In seinen ausschweifenden Einlassungen wird Franco A. von seinen beiden Verteidigern, Moritz Schmitt-Fricke und Johannes Hock, nicht unterbrochen. Auch die Verteidigungsstrategie der Anwälte stößt zunehmend auf Unmut vonseiten des Senats. „Manchmal tut mir Herr A. leid, dass er so verteidigt wird“, merkt der vorsitzende Richter Koller an, nachdem die Verteidiger kritische Fragen zum Gutachten bezüglich des Waffenfundes in Wien stellten. Als ein „Eigentor“ bezeichnet Richter Koller diese Verteidigungsstrategie, als ihre Fragen zum Gutachten dazu führen, dass die Gutachterin ihre Ergebnisse nur mit mehr Nachdruck wiederholt.

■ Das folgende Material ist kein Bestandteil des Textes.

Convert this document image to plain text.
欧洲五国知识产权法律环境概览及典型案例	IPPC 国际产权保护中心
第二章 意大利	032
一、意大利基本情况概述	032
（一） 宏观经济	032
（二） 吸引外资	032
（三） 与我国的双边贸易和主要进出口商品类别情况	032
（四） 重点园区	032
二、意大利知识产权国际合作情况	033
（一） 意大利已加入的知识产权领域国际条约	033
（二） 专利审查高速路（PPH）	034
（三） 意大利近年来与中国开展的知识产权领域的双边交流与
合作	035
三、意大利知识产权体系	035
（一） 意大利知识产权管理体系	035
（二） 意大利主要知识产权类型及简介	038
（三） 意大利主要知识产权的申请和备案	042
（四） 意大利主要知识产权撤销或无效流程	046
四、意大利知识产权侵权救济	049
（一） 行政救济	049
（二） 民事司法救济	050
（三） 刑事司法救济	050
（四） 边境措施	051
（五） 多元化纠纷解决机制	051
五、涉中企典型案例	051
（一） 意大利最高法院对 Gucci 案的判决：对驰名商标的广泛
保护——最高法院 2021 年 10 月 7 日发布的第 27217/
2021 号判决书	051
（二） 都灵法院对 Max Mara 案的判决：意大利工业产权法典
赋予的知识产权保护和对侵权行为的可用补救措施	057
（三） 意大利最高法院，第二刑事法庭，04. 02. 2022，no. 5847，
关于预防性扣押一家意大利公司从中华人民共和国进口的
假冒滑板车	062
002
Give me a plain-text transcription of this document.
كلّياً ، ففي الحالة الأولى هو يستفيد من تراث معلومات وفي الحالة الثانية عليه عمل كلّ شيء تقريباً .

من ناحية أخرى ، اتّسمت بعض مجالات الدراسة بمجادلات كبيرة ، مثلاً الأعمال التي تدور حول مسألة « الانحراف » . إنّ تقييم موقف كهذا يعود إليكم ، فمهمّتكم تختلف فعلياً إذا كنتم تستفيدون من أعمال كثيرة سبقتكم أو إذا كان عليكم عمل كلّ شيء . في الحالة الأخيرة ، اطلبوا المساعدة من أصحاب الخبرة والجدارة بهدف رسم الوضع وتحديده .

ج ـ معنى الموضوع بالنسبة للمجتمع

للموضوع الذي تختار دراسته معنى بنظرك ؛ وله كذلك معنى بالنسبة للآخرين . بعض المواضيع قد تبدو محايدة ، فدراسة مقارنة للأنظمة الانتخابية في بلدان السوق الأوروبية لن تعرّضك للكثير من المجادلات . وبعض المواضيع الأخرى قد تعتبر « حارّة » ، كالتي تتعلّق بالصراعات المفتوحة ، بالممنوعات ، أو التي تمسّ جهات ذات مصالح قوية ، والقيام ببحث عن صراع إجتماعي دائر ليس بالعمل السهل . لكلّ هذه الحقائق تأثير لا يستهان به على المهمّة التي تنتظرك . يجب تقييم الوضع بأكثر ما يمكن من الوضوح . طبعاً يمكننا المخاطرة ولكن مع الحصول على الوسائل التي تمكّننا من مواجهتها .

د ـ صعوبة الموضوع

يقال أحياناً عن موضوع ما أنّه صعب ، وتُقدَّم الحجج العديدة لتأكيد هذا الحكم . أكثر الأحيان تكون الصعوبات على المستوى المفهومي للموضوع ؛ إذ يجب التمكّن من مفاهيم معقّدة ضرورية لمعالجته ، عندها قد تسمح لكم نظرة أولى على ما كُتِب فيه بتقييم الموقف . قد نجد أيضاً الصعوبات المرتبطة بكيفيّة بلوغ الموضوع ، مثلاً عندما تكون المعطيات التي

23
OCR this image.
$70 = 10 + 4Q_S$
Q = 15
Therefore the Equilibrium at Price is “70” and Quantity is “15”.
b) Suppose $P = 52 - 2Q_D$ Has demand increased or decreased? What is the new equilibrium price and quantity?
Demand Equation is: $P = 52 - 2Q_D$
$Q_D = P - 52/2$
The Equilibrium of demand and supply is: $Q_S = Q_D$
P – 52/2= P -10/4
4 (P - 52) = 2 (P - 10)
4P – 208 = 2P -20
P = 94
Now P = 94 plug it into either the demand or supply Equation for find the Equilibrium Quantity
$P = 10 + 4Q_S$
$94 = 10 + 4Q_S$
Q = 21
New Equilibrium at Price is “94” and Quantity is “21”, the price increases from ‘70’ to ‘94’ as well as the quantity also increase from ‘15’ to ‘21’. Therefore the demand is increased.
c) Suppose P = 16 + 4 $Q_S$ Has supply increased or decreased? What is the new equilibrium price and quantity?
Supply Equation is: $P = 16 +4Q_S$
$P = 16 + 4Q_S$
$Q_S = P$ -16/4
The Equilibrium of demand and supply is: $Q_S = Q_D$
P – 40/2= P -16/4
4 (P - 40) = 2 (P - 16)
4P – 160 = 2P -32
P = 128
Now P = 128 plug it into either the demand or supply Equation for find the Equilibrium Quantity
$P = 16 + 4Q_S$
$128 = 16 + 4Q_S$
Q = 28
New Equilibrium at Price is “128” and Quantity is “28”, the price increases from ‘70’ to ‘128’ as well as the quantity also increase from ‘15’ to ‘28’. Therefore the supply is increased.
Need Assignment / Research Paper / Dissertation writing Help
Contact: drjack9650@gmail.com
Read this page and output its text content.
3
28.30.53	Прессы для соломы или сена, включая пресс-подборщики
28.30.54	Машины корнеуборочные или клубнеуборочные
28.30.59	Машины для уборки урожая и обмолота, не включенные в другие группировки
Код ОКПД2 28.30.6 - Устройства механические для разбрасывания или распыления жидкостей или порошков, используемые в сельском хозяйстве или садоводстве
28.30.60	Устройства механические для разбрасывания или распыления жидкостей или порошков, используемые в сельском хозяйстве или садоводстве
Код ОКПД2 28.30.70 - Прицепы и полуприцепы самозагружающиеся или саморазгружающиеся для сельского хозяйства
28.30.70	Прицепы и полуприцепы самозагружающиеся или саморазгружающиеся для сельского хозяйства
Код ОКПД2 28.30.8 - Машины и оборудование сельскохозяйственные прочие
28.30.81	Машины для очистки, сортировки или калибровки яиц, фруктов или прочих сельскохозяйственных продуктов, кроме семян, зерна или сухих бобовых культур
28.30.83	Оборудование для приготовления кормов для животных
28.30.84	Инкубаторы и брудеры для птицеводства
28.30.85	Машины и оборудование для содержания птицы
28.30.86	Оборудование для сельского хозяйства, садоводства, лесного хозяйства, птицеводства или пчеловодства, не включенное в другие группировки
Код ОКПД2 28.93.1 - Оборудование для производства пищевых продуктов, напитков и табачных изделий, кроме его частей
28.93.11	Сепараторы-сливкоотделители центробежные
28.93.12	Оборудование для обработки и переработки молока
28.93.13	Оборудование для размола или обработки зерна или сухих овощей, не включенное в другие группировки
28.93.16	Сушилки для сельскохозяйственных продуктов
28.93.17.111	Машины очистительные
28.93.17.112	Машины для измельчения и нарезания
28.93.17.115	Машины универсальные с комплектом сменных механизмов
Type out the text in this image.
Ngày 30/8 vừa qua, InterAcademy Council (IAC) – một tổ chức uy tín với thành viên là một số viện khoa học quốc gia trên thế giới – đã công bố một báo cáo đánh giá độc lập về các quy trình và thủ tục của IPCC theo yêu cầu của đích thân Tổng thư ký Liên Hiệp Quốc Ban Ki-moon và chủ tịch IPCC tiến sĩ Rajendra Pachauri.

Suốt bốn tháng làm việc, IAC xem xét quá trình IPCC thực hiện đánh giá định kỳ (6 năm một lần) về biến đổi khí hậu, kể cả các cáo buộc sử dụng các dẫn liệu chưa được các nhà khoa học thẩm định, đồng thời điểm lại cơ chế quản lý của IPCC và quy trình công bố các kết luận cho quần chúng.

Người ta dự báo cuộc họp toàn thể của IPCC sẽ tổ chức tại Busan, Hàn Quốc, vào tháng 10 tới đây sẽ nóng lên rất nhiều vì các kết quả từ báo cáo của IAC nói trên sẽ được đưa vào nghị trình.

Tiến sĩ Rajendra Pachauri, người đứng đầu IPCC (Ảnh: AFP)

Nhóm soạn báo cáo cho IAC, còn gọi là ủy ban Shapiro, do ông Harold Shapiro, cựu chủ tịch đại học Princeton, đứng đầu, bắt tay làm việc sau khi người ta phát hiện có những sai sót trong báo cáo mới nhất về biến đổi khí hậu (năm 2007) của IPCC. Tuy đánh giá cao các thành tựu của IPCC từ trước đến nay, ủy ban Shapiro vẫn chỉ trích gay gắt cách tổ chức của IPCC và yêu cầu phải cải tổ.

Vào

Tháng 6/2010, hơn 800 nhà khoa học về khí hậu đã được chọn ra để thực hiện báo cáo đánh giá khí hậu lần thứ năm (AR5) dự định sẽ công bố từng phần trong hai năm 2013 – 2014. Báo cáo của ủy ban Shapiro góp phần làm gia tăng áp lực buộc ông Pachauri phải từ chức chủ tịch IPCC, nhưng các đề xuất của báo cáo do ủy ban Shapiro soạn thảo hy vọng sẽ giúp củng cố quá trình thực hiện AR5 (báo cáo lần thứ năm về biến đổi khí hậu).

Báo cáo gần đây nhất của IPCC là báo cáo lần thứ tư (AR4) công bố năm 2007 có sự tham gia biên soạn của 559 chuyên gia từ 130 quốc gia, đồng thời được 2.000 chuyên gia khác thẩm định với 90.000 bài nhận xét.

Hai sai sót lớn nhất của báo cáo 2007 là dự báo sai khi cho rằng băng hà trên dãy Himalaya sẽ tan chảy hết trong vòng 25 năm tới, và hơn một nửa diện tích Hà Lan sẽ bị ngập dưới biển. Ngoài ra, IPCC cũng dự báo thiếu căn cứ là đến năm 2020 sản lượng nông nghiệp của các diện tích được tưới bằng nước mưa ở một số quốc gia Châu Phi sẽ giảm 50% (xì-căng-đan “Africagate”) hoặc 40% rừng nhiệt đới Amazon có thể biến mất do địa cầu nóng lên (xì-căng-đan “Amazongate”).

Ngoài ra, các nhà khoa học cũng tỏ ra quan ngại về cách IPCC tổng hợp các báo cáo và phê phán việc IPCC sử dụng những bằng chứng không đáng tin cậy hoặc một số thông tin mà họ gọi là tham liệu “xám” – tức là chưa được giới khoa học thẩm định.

Insgesamt verdichten sich die Beweise gegen Franco A. Seine Einlassungen zur Masterarbeit und die im Gericht abgespielten Sprachmemos lassen an seiner rechtsextremen Gesinnung kaum Zweifel. Letztere deuten außerdem auf seine Gewaltbereitschaft hin. Es wird deutlich, dass die Geschichte vom zufälligen Fund der Waffe in Wien unglaubwürdig ist und Franco A. Munition aus Bundeswehrbeständen, unter anderem bei einem Freund in Friedberg, versteckte.
Wie oder wer genau sie entwendete, bleibt bisher ungeklärt, da der Angeklagte hierzu schweigt. Auch die Rolle seiner Vertrauten wird in den Gerichtsverhandlungen größtenteils kaum berührt. Die Befragung des Zeugen H. lässt jedoch vermuten, dass A.s Verbindungen zum Verein „Uniter“ und dem „Hannibal“-Netzwerk enger sind, als er selbst angibt. Klar ist zudem, dass A. innerhalb weniger Tage in der Tiefgarage der Amadeu Antonio Stiftung war, Waffenteile kaufte, sich mit der Beschaffung weiterer Waffen befasste und am Schießstand schoss.
Die Verhandlung ist öffentlich und wird vor dem Oberlandesgericht in Frankfurt am Main geführt. Bisher sind Verhandlungstage bis März 2022 angesetzt.